In other viruses or vaccines, antibodies tend to be transferred at much higher levels, possibly for evolutionary reasons, as babies cannot develop their own antibodies until they are 6 months old, said Edlow.
The study was published on December 22 in the journal JAMA network open.
The new findings could have implications for how the new COVID vaccine may affect pregnancy, according to an editorial accompanying the study.
“I don’t think it’s definitive, but it raises unanswered questions about whether maternal antibodies from the COVID vaccination will help protect the baby as we see with, for example, the flu vaccine,” said editorial co-author Dr. Denise Jamieson. , director of the department of gynecology and obstetrics at Emory University School of Medicine in Atlanta.
The results underscore the importance of making sure pregnant women are included in research, Jamieson said, as scientists need to better understand how drugs and vaccines work specifically in pregnant women.
“I think it’s a really exciting time. I think we now have the tools to end this pandemic. It’s going to take time, and in the meantime, pregnant women need to be vigilant and continue to protect themselves, but I am very optimistic knowing that pregnant women will have access to these [COVID] vaccines, ”Jamieson said.
Although children on the whole have milder illness when they contract COVID-19, infants are at higher risk of developing serious illness. Pregnant women are also at increased risk of serious illness.
In previous research, other viral infections and fevers during pregnancy were associated with an increased risk of certain neurodevelopmental problems in offspring, including autism, ADHD, anxiety and depression, noted Edlow.

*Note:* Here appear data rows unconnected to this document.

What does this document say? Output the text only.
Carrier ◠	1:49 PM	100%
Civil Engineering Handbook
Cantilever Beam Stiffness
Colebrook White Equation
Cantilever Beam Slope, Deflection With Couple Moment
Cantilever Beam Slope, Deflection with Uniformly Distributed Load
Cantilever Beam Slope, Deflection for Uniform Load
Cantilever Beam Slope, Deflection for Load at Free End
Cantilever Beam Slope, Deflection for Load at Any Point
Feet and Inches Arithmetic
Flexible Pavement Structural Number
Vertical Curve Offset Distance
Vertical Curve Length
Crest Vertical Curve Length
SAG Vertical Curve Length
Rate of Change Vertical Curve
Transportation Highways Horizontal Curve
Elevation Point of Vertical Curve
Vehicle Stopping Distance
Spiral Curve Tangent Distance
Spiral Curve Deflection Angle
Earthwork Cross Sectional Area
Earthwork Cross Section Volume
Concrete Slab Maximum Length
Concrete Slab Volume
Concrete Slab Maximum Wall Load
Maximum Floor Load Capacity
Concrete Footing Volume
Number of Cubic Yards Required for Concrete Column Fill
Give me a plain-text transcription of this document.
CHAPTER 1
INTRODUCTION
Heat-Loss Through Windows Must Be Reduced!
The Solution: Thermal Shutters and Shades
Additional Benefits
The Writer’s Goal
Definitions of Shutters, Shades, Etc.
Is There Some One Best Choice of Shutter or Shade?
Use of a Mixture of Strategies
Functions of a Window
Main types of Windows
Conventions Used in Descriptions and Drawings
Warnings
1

The researchers hope to follow up with the women in this study and their children as part of future research.
“There could be longer-term and more subtle neurodevelopmental effects or other organ programming effects that could occur that are separated from birth defects or stillbirth or being born with COVID- 19, ”Edlow said. “There are potentially more subtle effects that will likely take us years to unravel.”